The wizard highlights recommended local models by RAM tier:
| Host RAM | Recommended models |
|---|---|
| Below 8 GB | qwen3.5:0.8b, phi3:latest |
| 8-15 GB | qwen3.5:2b, phi3:latest |
| 16-23 GB | qwen3.5:4b, llama3.1:8b |
| 24 GB or more | qwen3.5:9b, gemma4:e4b |
nomic-embed-text is not a chat model. Gistlist installs and manages it for meeting-index semantic search, but it should not appear in the default text-analysis model picker.
The Custom… option lets you type any tag from ollama.com/library, so you’re not locked into the curated list.
Speed. On a 16 GB Apple Silicon machine, a 30-minute meeting summary takes 30 seconds to 2 minutes per prompt with a 7B–9B model. The Meeting Detail page shows a live spinner and elapsed-seconds counter for each running section.

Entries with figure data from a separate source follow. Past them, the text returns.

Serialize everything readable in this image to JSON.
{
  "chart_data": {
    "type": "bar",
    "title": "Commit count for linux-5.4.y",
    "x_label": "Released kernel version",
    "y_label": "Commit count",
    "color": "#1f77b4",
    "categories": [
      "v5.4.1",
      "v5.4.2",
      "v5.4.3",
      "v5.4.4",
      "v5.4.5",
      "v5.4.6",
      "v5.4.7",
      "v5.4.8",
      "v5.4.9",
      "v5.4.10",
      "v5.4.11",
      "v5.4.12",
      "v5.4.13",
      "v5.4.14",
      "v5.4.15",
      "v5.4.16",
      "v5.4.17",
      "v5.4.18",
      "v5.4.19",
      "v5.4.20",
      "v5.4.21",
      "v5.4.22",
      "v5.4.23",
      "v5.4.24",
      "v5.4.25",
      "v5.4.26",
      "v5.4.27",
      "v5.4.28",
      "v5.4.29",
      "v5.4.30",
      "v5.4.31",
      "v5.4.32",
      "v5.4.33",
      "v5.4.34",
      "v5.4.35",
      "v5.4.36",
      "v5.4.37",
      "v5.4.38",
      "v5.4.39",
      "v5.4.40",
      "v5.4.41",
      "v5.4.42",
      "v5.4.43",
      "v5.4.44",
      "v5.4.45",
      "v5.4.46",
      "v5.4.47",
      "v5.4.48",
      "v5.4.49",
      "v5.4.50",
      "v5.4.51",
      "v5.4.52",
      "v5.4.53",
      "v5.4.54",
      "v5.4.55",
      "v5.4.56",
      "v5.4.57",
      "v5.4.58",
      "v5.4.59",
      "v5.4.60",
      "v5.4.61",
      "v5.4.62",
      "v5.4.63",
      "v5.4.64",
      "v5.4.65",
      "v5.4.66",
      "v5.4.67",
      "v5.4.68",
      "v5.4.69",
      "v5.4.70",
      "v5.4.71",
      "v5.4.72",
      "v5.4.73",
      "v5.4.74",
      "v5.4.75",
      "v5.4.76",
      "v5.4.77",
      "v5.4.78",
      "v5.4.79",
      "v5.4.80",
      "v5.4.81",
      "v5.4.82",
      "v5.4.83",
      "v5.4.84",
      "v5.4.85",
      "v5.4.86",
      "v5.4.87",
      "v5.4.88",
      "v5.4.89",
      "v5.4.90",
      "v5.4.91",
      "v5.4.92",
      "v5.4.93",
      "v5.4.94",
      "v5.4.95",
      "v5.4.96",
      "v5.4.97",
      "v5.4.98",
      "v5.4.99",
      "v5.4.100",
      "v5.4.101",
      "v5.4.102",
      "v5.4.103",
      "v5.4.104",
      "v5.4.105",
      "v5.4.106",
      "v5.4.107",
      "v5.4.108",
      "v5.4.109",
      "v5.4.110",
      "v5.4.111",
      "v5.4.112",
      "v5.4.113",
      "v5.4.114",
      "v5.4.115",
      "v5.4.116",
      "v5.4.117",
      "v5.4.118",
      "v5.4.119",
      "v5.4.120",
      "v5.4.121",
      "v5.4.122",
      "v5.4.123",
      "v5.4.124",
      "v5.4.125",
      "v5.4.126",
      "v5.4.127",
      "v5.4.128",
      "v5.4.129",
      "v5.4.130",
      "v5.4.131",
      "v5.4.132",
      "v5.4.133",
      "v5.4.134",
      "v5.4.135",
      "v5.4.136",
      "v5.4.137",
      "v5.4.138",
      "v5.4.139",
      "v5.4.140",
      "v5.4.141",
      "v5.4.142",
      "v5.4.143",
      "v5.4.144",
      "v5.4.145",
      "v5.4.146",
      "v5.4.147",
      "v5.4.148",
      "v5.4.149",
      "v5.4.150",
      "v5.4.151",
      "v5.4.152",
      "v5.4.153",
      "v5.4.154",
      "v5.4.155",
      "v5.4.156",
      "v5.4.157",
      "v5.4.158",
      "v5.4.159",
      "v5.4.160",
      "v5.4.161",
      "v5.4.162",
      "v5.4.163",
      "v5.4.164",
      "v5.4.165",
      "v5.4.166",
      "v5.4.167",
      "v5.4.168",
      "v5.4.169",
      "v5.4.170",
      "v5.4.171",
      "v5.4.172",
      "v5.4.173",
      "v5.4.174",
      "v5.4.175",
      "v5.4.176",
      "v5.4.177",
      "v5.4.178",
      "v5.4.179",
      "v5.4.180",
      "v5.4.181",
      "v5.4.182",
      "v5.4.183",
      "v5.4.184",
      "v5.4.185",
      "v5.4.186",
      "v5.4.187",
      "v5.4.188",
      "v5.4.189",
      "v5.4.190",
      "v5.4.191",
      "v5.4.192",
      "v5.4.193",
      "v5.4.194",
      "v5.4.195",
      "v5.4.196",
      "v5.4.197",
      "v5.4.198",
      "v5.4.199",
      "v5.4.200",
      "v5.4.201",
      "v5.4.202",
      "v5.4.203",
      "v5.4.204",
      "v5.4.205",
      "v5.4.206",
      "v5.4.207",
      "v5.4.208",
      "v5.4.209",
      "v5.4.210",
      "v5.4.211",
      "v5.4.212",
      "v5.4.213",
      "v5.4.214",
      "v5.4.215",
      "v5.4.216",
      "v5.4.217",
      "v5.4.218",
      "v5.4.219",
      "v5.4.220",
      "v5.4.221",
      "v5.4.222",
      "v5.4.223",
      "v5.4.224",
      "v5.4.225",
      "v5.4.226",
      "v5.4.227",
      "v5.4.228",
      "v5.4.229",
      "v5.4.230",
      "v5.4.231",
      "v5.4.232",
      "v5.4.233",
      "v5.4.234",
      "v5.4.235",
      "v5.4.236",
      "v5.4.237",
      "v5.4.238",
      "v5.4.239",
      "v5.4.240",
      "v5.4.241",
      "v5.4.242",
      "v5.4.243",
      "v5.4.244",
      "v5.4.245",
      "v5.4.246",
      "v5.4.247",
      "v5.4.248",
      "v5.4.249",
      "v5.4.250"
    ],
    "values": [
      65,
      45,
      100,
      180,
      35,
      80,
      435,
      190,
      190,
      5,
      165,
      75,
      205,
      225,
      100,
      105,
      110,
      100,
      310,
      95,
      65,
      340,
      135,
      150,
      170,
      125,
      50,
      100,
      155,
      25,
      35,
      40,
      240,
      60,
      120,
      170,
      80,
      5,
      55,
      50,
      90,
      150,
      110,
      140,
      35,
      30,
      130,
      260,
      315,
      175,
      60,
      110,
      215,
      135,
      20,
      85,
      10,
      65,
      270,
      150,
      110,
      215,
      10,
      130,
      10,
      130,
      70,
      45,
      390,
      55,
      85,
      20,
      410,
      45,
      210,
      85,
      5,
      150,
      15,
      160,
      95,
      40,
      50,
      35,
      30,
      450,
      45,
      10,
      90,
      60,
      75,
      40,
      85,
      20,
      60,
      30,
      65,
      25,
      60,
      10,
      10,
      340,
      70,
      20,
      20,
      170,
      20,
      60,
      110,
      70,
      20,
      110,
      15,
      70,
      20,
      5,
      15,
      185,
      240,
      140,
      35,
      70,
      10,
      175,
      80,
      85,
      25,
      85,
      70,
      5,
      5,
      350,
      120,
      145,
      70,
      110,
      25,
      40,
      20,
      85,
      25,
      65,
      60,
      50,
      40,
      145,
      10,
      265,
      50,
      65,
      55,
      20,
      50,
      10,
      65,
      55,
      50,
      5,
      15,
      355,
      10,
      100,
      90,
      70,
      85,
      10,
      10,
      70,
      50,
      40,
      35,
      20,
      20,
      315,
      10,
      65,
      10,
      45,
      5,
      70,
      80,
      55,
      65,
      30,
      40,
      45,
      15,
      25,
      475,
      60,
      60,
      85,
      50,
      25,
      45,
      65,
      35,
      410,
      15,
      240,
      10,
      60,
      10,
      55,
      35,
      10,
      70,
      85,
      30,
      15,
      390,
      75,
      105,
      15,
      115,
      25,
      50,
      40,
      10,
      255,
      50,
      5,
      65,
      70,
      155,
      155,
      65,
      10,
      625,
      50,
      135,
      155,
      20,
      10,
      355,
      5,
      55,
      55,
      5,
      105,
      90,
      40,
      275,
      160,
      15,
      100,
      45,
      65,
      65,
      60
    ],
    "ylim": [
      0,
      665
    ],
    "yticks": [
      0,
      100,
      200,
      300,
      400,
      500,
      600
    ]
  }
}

Cloud keys. In local-only mode, leave the Claude and OpenAI fields blank. Add either later if you want a single prompt to use a cloud model.
Transcription providers
Section titled “Transcription providers”Transcription runs separately from the LLM.
| Provider | Mode | Notes |
|---|---|---|
| Parakeet | Local (Apple Silicon, MLX) | Fast, accurate, fully offline. Default on Apple Silicon. |
| OpenAI Whisper | Cloud | Quick to set up, costs API credits. Same API key as the OpenAI LLM. |
whisper.cpp / whisper-local may appear only if an older config already selected it. It is not offered as a normal option in the current signed macOS build.
Parakeet
Section titled “Parakeet”Parakeet installs into a Python venv at ~/.gistlist/parakeet-venv during the Setup Wizard — one click, no Terminal, no Homebrew, no system Python. The wizard installs an app-managed CPython 3.12 runtime at ~/Library/Application Support/Gistlist/bin/python-runtime/, ffmpeg if it’s missing, then mlx-audio into the venv, then runs a transcription smoke test that downloads ~600 MB of model weights to the Hugging Face cache. About 1 GB total disk usage on first install.
Apple Silicon only. MLX (and therefore mlx-audio) does not support Intel Macs. The wizard hides the Parakeet option entirely on x86_64 hosts; Settings does the same. Intel users go to OpenAI Whisper.
Switch to OpenAI cloud transcription in Settings → Models if you’d rather not have a local venv.